Gus Lilur menyebutkan salah satu kasus yang menurutnya mencerminkan urgensi reformasi: aktivitas tambang galian C ilegal di kawasan Asta Tinggi, Sumenep, Madura. Lokasi itu dikenal sebagai kawasan wisata religi dan juga tanah warisan keluarga keturunan raja. Menurut laporan, aktivitas tambang telah dilaporkan sejak 6 Februari 2023, namun belum ada tindakan tegas dari aparat hukum.
“Meski polisi sempat mengecek lokasi pada 30 Desember 2024, aktivitas tetap berjalan hingga terakhir pada 19 September 2025,” ungkap Ketua Yayasan Panembahan Somala (YPS), RB Moh Amin. Ia bahkan menyebut memiliki bukti foto dan video kegiatan tambang ilegal tersebut.
Pemerintah tengah merencanakan Komite Reformasi Polri sebagai bagian dari evaluasi kelembagaan Polri, dan sebagai landasan revisi Undang-Undang No. 2 Tahun 2002 tentang Kepolisian — yang masuk dalam Program Legislasi Nasional (Prolegnas) 2025–2029. Wakil Ketua DPR, Saan Mustopa, menyatakan bahwa hasil komite ini nantinya bisa menjadi rujukan pembahasan revisi UU Kepolisian.
Menteri Sekretaris Negara, Prasetyo Hadi, menyebutkan bahwa susunan anggota komite masih dalam perumusan, dan diperkirakan melibatkan sekitar sembilan orang, termasuk mantan Kapolri. Salah satu nama yang disebut sudah menyatakan kesediaan ikut adalah Mahfud MD, eks Menko Polhukam.
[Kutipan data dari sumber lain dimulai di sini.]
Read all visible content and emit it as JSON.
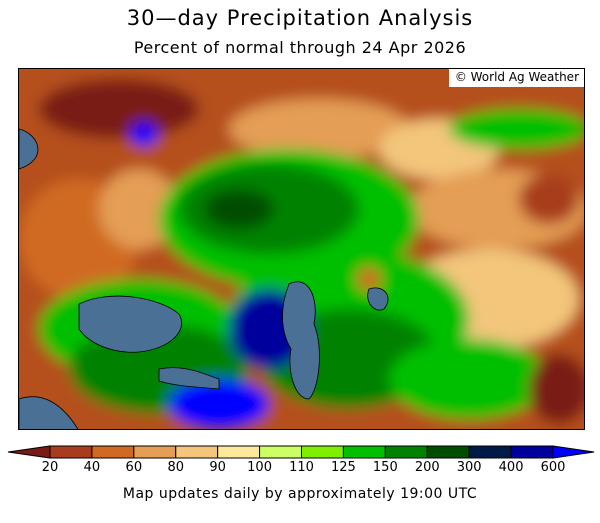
{
  "title": "30—day Precipitation Analysis",
  "subtitle": "Percent of normal through 24 Apr 2026",
  "credit": "© World Ag Weather",
  "legend": {
    "under_color": "#7a1a14",
    "over_color": "#0000ff",
    "bins": [
      {
        "color": "#a83c1e"
      },
      {
        "color": "#d06a22"
      },
      {
        "color": "#e49e55"
      },
      {
        "color": "#f3c67c"
      },
      {
        "color": "#fde89c"
      },
      {
        "color": "#ccff66"
      },
      {
        "color": "#80ee00"
      },
      {
        "color": "#00bf00"
      },
      {
        "color": "#008200"
      },
      {
        "color": "#004d00"
      },
      {
        "color": "#001a48"
      },
      {
        "color": "#00009c"
      }
    ],
    "ticks": [
      "20",
      "40",
      "60",
      "80",
      "90",
      "100",
      "110",
      "125",
      "150",
      "200",
      "300",
      "400",
      "600"
    ]
  },
  "footer": "Map updates daily by approximately 19:00 UTC"
}
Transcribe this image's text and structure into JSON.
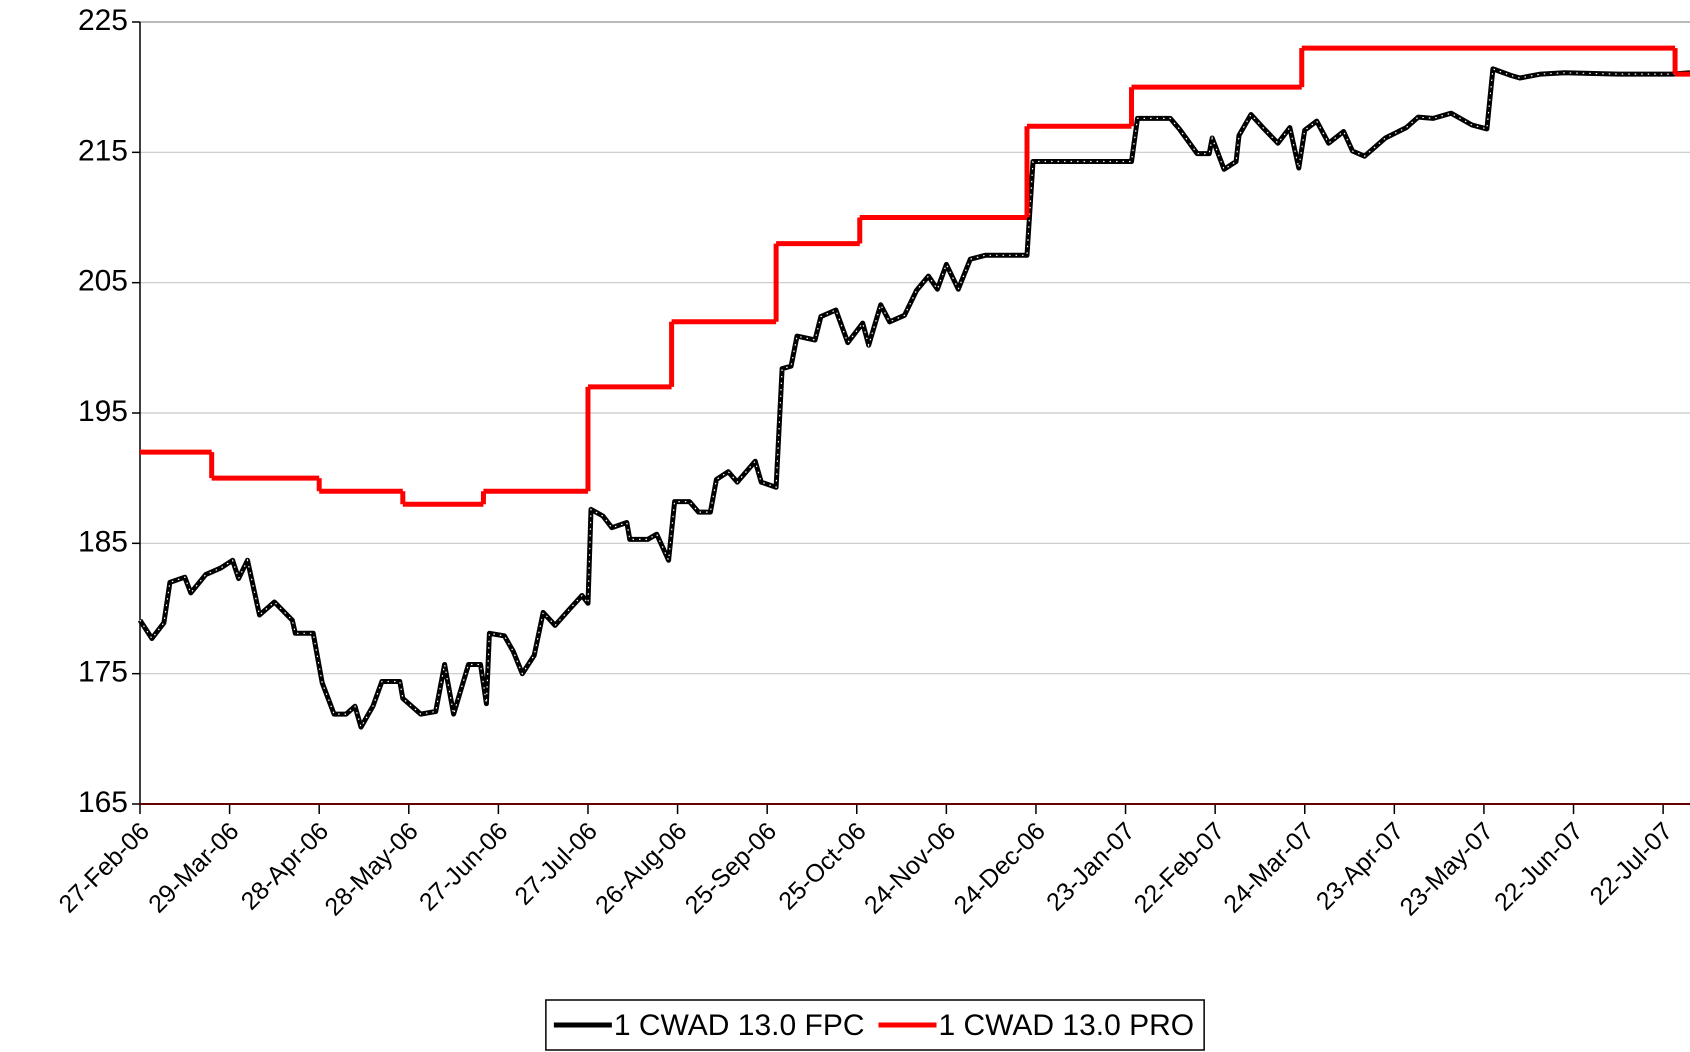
{
  "chart_data": {
    "type": "line",
    "xlim": [
      "2006-02-27",
      "2007-07-31"
    ],
    "ylim": [
      165,
      225
    ],
    "yticks": [
      165,
      175,
      185,
      195,
      205,
      215,
      225
    ],
    "xticks": [
      {
        "value": "2006-02-27",
        "label": "27-Feb-06"
      },
      {
        "value": "2006-03-29",
        "label": "29-Mar-06"
      },
      {
        "value": "2006-04-28",
        "label": "28-Apr-06"
      },
      {
        "value": "2006-05-28",
        "label": "28-May-06"
      },
      {
        "value": "2006-06-27",
        "label": "27-Jun-06"
      },
      {
        "value": "2006-07-27",
        "label": "27-Jul-06"
      },
      {
        "value": "2006-08-26",
        "label": "26-Aug-06"
      },
      {
        "value": "2006-09-25",
        "label": "25-Sep-06"
      },
      {
        "value": "2006-10-25",
        "label": "25-Oct-06"
      },
      {
        "value": "2006-11-24",
        "label": "24-Nov-06"
      },
      {
        "value": "2006-12-24",
        "label": "24-Dec-06"
      },
      {
        "value": "2007-01-23",
        "label": "23-Jan-07"
      },
      {
        "value": "2007-02-22",
        "label": "22-Feb-07"
      },
      {
        "value": "2007-03-24",
        "label": "24-Mar-07"
      },
      {
        "value": "2007-04-23",
        "label": "23-Apr-07"
      },
      {
        "value": "2007-05-23",
        "label": "23-May-07"
      },
      {
        "value": "2007-06-22",
        "label": "22-Jun-07"
      },
      {
        "value": "2007-07-22",
        "label": "22-Jul-07"
      }
    ],
    "grid": true,
    "legend": "bottom",
    "series": [
      {
        "name": "1 CWAD 13.0 FPC",
        "color": "#000000",
        "x": [
          "2006-02-27",
          "2006-03-03",
          "2006-03-07",
          "2006-03-09",
          "2006-03-14",
          "2006-03-16",
          "2006-03-21",
          "2006-03-26",
          "2006-03-30",
          "2006-04-01",
          "2006-04-04",
          "2006-04-08",
          "2006-04-13",
          "2006-04-19",
          "2006-04-20",
          "2006-04-26",
          "2006-04-29",
          "2006-05-03",
          "2006-05-07",
          "2006-05-10",
          "2006-05-12",
          "2006-05-16",
          "2006-05-19",
          "2006-05-25",
          "2006-05-26",
          "2006-06-01",
          "2006-06-06",
          "2006-06-09",
          "2006-06-12",
          "2006-06-17",
          "2006-06-21",
          "2006-06-23",
          "2006-06-24",
          "2006-06-29",
          "2006-07-02",
          "2006-07-05",
          "2006-07-09",
          "2006-07-12",
          "2006-07-16",
          "2006-07-21",
          "2006-07-25",
          "2006-07-27",
          "2006-07-28",
          "2006-08-01",
          "2006-08-04",
          "2006-08-09",
          "2006-08-10",
          "2006-08-16",
          "2006-08-19",
          "2006-08-23",
          "2006-08-25",
          "2006-08-30",
          "2006-09-02",
          "2006-09-06",
          "2006-09-08",
          "2006-09-12",
          "2006-09-15",
          "2006-09-21",
          "2006-09-23",
          "2006-09-28",
          "2006-09-30",
          "2006-10-03",
          "2006-10-05",
          "2006-10-11",
          "2006-10-13",
          "2006-10-18",
          "2006-10-22",
          "2006-10-27",
          "2006-10-29",
          "2006-11-02",
          "2006-11-05",
          "2006-11-10",
          "2006-11-14",
          "2006-11-18",
          "2006-11-21",
          "2006-11-24",
          "2006-11-28",
          "2006-12-02",
          "2006-12-07",
          "2006-12-21",
          "2006-12-23",
          "2007-01-25",
          "2007-01-27",
          "2007-02-07",
          "2007-02-10",
          "2007-02-16",
          "2007-02-20",
          "2007-02-21",
          "2007-02-25",
          "2007-03-01",
          "2007-03-02",
          "2007-03-06",
          "2007-03-10",
          "2007-03-15",
          "2007-03-19",
          "2007-03-22",
          "2007-03-24",
          "2007-03-28",
          "2007-04-01",
          "2007-04-06",
          "2007-04-09",
          "2007-04-13",
          "2007-04-20",
          "2007-04-27",
          "2007-05-01",
          "2007-05-06",
          "2007-05-12",
          "2007-05-19",
          "2007-05-24",
          "2007-05-26",
          "2007-06-01",
          "2007-06-04",
          "2007-06-11",
          "2007-06-19",
          "2007-07-07",
          "2007-07-25",
          "2007-07-31"
        ],
        "values": [
          179.1,
          177.7,
          178.9,
          182.0,
          182.4,
          181.2,
          182.6,
          183.1,
          183.7,
          182.3,
          183.7,
          179.5,
          180.5,
          179.1,
          178.1,
          178.1,
          174.3,
          171.9,
          171.9,
          172.5,
          170.9,
          172.5,
          174.4,
          174.4,
          173.1,
          171.9,
          172.1,
          175.7,
          171.9,
          175.7,
          175.7,
          172.7,
          178.1,
          177.9,
          176.7,
          175.0,
          176.4,
          179.7,
          178.7,
          180.0,
          181.0,
          180.4,
          187.6,
          187.1,
          186.2,
          186.6,
          185.3,
          185.3,
          185.7,
          183.7,
          188.2,
          188.2,
          187.4,
          187.4,
          189.9,
          190.5,
          189.7,
          191.3,
          189.7,
          189.3,
          198.4,
          198.6,
          200.9,
          200.6,
          202.4,
          202.9,
          200.4,
          201.9,
          200.2,
          203.3,
          202.0,
          202.5,
          204.4,
          205.5,
          204.5,
          206.4,
          204.5,
          206.8,
          207.1,
          207.1,
          214.3,
          214.3,
          217.6,
          217.6,
          216.8,
          214.9,
          214.9,
          216.1,
          213.7,
          214.3,
          216.3,
          217.9,
          216.9,
          215.7,
          216.9,
          213.8,
          216.7,
          217.4,
          215.7,
          216.6,
          215.1,
          214.7,
          216.1,
          216.9,
          217.7,
          217.6,
          218.0,
          217.1,
          216.8,
          221.4,
          220.9,
          220.7,
          221.0,
          221.1,
          221.0,
          221.0,
          221.1
        ]
      },
      {
        "name": "1 CWAD 13.0 PRO",
        "color": "#ff0000",
        "step": true,
        "x": [
          "2006-02-27",
          "2006-03-23",
          "2006-04-28",
          "2006-05-26",
          "2006-06-22",
          "2006-07-27",
          "2006-08-24",
          "2006-09-28",
          "2006-10-26",
          "2006-12-21",
          "2007-01-25",
          "2007-03-23",
          "2007-07-26"
        ],
        "values": [
          192,
          190,
          189,
          188,
          189,
          197,
          202,
          208,
          210,
          217,
          220,
          223,
          221
        ]
      }
    ]
  }
}
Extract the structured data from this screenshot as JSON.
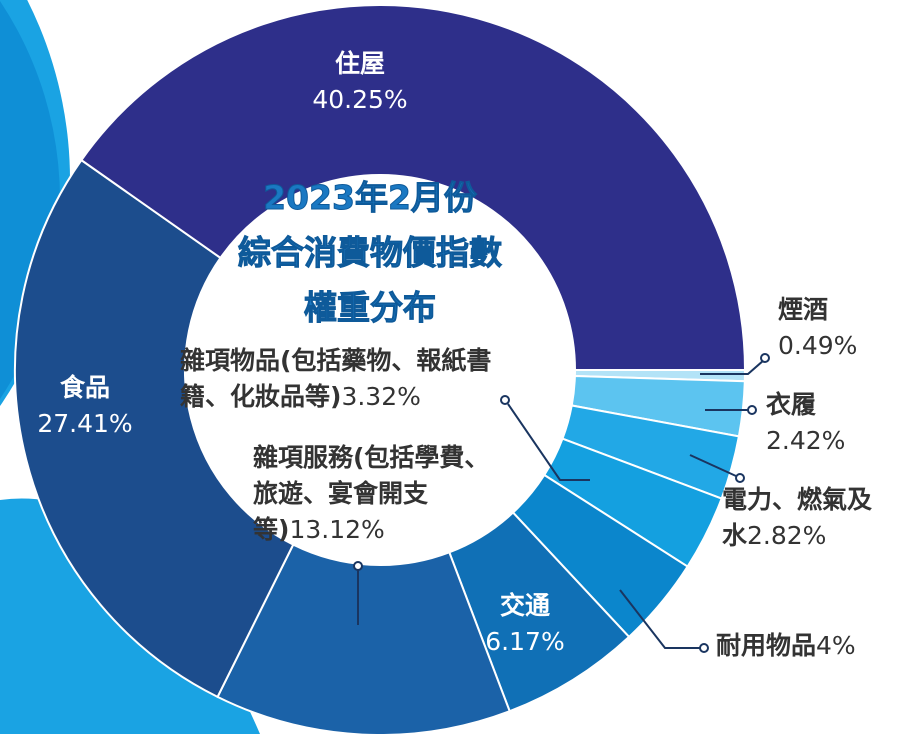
{
  "chart_data": {
    "type": "donut",
    "title": [
      "2023年2月份",
      "綜合消費物價指數",
      "權重分布"
    ],
    "categories": [
      "煙酒",
      "衣履",
      "電力、燃氣及水",
      "雜項物品(包括藥物、報紙書籍、化妝品等)",
      "耐用物品",
      "交通",
      "雜項服務(包括學費、旅遊、宴會開支等)",
      "食品",
      "住屋"
    ],
    "values": [
      0.49,
      2.42,
      2.82,
      3.32,
      4,
      6.17,
      13.12,
      27.41,
      40.25
    ],
    "value_labels": [
      "0.49%",
      "2.42%",
      "2.82%",
      "3.32%",
      "4%",
      "6.17%",
      "13.12%",
      "27.41%",
      "40.25%"
    ],
    "colors": [
      "#b3e3f7",
      "#5cc4f0",
      "#22a8e6",
      "#14a0e0",
      "#0b86cc",
      "#1070b6",
      "#1b62a8",
      "#1c4d8d",
      "#2e2f8a"
    ]
  }
}
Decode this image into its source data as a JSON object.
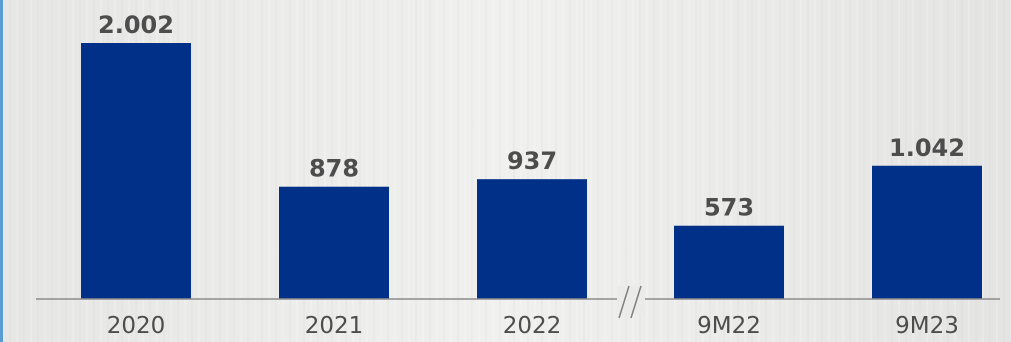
{
  "chart_data": {
    "type": "bar",
    "categories": [
      "2020",
      "2021",
      "2022",
      "9M22",
      "9M23"
    ],
    "values": [
      2002,
      878,
      937,
      573,
      1042
    ],
    "value_labels": [
      "2.002",
      "878",
      "937",
      "573",
      "1.042"
    ],
    "axis_break_marker": "//",
    "title": "",
    "xlabel": "",
    "ylabel": "",
    "ylim": [
      0,
      2002
    ],
    "grid": false,
    "bar_color": "#003087",
    "label_color": "#4d4d4d",
    "axis_color": "#8c8c8c"
  }
}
Dengan kritik yang dilontarkan Gus Lilur, harapan publik adalah agar reformasi kepolisian tak hanya berujung rekomendasi administratif, tetapi mampu menghadirkan penegakan hukum yang transparan, adil, dan menindak tanpa pandang bulu bahkan terhadap pelanggaran di pelosok seperti tambang ilegal di Madura.